Hanno-abbiamo dato il paese in mano a una banda di manigoldi e di cialtroni e ora ci guardiamo stupiti per quello che vediamo. Quanti film western abbiamo visto, con il  riccone prepotente che ha occupato e corrotto tutto il paese, minaccia, uccide, fa il buono e il cattivo tempo? Per fortuna in un paio d’ore il Clint Eastwood di turno arrivava a sistemare le cose. Quante volte ho visto “The pale rider” (Il cavaliere pallido) con un pizzico di commozione per l’ultima scena, il disperato grido di amore della ragazzina verso Clint, lontano, che se ne va.

Se ne va, ma dopo avere sforacchiato adeguatamente i cattivi, uno a uno.

Qualcuno vede dei Clint in giro? Io vedo manigoldi e mascalzoni a pioggia, ogni giorno il livello del fango aumenta e con esso il catalogo di violazioni non solo della Costituzione, ma delle norme basilari del vivere civile.

E se allora ci facessimo noi tutti Clint? Senza armi, senza sforacchiare nessuno, ma con lo stile del buon Bartleby: “Preferirei di no”, ripeteva il buon scrivano. Consumi, tv, moda, chiacchiere? “Preferirei di no”. Piccola quotidiana eversione.

Incontri un leghista? Diglielo che lo compiangi, che si vergogni, con educazione, ma diglielo. Alessandri alla Festa Reggio? “Preferirei di no”. E diciamolo. Che ci siano fra i leghisti dei giovani preparati, come ha detto il mio sindaco, non me ne frega una cippa. Anche fra i nazi ce n’erano, anche fra le Brigate Nere. E allora? Sono leghisti. Punto. “Preferirei di no”.

Chi voti, chiedono, Marino, Franceschini, Bersani? Ma si rendono conto di cosa sta succedendo in Italia? Leggono i giornali stranieri, o solo Chi e il Riformista (più o meno la stessa fuffa)? Dobbiamo lasciare ai vescovi la difesa della Costituzione, o almeno ai Vescovi fino a quando qualcuno non offrirà di tutto, di più? Preferirei di no.

Ieri un barcone è stato respinto. Guardate gli occhi di quei disperati.

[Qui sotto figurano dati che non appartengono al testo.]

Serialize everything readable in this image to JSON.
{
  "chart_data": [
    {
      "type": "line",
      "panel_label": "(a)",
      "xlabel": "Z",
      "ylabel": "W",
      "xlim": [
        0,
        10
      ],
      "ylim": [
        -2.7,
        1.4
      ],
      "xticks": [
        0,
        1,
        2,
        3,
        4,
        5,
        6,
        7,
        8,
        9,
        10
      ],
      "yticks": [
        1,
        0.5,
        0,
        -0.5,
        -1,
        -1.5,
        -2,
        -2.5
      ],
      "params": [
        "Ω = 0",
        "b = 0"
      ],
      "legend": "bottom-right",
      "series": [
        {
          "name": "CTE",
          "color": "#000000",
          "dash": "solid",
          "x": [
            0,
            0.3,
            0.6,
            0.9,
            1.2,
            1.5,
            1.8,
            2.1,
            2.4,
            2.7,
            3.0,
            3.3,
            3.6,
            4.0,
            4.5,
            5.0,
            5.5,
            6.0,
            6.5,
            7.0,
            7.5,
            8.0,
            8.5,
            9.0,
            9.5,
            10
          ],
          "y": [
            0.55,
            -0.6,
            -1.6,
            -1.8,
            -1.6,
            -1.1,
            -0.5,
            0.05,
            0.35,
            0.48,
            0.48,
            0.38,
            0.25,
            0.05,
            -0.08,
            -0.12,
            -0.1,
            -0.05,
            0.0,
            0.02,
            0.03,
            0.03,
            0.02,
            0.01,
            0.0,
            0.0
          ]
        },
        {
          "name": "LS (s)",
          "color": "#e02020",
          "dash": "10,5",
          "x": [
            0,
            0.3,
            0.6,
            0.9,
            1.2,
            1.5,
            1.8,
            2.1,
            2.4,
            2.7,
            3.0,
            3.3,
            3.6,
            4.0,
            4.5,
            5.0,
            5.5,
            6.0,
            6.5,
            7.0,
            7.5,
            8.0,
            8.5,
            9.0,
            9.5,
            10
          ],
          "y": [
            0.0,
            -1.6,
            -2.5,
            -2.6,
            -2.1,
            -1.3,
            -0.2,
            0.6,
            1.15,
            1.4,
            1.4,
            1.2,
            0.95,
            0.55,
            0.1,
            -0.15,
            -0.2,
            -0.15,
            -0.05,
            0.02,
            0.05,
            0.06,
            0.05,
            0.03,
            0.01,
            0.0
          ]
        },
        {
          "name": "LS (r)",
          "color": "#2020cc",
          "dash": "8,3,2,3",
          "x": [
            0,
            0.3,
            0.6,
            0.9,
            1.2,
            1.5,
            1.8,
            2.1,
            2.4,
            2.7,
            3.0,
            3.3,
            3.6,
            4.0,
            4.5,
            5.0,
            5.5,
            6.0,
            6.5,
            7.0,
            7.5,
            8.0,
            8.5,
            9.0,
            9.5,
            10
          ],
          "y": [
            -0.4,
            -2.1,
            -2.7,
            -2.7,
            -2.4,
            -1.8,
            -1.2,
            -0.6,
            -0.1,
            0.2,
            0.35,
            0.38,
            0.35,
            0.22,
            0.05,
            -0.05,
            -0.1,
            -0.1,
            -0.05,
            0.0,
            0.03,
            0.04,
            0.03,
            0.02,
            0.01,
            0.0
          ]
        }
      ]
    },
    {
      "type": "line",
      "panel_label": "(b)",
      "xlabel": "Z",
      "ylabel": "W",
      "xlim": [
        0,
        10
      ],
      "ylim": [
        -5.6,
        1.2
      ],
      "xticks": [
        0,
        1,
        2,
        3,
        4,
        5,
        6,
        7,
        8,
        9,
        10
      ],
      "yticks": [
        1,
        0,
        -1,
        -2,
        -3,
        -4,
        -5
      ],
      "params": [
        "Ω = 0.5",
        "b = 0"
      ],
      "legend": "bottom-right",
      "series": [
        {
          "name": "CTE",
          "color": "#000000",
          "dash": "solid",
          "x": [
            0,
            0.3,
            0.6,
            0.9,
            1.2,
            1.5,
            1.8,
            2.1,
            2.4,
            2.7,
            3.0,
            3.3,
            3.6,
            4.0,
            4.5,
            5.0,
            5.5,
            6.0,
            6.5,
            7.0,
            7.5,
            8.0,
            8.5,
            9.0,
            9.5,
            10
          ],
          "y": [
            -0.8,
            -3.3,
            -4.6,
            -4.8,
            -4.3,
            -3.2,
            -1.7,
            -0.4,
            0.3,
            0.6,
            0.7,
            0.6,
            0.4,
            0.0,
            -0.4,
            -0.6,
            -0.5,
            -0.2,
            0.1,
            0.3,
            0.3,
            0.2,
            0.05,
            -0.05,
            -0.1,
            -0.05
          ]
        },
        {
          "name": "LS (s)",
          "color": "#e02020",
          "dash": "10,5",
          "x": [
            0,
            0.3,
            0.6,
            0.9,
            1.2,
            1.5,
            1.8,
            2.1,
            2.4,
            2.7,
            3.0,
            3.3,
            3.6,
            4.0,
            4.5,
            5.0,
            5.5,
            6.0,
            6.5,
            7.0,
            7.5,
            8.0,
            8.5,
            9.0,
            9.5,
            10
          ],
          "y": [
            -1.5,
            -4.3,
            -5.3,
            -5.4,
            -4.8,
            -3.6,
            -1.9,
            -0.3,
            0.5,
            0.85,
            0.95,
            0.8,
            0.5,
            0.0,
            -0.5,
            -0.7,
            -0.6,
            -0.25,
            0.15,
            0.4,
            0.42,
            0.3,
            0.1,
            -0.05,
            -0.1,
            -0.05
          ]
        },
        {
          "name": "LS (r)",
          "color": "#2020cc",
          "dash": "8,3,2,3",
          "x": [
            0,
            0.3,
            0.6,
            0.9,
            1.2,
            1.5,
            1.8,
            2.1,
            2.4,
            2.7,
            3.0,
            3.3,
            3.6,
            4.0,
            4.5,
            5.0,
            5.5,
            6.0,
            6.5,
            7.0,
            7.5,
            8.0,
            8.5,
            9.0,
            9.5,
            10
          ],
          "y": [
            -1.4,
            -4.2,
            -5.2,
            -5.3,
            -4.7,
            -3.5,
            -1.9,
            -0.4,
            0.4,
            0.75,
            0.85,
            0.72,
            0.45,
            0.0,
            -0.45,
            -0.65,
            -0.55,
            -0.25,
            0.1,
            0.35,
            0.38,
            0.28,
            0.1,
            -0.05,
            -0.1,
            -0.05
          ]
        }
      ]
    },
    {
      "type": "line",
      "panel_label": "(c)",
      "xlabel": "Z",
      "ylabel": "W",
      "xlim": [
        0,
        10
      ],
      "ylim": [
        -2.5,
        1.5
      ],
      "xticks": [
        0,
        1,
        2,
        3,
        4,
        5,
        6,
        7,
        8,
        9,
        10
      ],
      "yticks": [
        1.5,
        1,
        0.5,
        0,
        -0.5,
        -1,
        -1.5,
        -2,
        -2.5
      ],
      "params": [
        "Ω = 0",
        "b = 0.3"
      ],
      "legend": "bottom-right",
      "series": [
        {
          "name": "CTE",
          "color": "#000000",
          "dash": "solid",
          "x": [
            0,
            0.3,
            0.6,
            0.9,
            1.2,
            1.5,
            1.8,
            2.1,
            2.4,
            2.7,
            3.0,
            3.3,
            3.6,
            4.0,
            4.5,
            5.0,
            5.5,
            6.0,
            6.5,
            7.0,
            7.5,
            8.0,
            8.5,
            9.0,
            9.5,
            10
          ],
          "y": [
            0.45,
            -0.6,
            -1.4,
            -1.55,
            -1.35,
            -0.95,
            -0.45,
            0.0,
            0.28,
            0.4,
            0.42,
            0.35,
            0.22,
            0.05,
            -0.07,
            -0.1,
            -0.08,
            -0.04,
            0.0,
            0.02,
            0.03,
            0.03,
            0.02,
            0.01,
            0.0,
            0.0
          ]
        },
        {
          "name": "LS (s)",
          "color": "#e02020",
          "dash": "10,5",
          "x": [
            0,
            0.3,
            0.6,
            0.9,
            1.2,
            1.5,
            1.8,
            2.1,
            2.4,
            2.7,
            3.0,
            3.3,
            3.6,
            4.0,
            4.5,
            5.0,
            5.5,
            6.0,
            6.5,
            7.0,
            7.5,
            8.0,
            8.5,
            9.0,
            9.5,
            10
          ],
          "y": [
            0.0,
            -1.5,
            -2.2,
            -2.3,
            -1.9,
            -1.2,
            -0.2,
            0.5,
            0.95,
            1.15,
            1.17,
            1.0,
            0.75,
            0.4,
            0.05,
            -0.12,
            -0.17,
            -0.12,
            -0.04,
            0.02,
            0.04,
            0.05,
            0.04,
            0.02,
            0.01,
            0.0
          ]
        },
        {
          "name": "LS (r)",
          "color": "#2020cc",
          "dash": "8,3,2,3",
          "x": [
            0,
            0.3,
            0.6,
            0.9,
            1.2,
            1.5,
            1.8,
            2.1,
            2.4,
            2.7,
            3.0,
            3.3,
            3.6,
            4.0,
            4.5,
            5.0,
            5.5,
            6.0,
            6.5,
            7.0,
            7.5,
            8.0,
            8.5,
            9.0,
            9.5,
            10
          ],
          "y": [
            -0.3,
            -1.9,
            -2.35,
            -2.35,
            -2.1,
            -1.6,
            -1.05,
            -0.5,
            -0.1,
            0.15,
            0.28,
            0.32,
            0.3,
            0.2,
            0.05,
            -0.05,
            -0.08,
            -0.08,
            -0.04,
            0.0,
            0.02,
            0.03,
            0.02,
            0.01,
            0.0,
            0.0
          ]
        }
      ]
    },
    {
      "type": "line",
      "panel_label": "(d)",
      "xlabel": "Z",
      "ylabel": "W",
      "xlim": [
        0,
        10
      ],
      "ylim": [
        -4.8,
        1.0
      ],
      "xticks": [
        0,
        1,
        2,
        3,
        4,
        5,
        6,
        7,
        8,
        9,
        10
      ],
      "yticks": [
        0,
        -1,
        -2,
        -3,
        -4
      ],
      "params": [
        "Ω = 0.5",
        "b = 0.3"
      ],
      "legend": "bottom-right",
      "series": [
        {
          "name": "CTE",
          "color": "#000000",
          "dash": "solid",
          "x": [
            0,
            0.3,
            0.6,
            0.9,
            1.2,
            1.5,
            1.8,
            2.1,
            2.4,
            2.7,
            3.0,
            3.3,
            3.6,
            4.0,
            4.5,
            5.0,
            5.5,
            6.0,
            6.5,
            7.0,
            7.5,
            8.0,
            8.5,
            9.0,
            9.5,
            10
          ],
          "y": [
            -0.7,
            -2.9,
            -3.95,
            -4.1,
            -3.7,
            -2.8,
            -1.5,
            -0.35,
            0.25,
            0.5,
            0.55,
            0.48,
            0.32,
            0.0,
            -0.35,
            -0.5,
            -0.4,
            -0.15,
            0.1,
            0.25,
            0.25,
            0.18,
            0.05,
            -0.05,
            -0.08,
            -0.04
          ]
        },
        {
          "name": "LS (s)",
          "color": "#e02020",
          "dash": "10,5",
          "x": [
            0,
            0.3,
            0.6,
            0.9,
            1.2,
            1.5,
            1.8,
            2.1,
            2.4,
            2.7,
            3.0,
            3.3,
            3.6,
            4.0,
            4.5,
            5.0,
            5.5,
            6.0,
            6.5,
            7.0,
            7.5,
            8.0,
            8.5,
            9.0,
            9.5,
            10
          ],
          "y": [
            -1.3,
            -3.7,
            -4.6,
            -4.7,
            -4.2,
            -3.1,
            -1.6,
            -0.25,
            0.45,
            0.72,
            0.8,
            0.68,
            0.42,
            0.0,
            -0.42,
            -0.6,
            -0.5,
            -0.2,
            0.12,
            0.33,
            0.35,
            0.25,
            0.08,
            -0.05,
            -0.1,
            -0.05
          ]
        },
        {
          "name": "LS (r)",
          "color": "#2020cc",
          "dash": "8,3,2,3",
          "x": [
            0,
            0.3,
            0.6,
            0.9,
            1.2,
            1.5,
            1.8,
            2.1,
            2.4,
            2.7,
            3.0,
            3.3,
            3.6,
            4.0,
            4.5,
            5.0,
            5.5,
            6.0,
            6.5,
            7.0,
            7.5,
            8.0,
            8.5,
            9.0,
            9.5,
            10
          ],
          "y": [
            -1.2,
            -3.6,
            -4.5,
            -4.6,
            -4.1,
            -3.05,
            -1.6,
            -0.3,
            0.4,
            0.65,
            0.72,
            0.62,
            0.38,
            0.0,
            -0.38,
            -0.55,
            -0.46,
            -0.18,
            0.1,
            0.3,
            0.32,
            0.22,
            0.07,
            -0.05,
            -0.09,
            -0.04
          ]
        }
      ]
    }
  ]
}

Spero che quanto previsto dal buon Dante circa la legge del contrappasso sia vero: vorrei esserci a vedere certa gentaglia, leghista e non, quando tirerà le cuoia essere gettata in un mare ora gelato e ora bollente, con bei diavoloni (neri ovviamente) a riempirli di mazzate sulle loro testoline desolatamente vuote (magari solo per quello galleggiano). Non siamo più un paese civile, rifiutiamo il millenario diritto di asilo. Preferirei di no.

Piccole azioni eversive. Spegnere la tv e farla spegnere ad amici e congiunti, comprare due copie de “La Repubblica”, “L’Unità”, “La stampa” e darle agli amici. Per farglielo capire che non ci prenderanno mai. Come nella Bibbia: “Sentinella, a che punto è la notte?”. Chiediamocelo, sempre, ogni volta che scende il buio.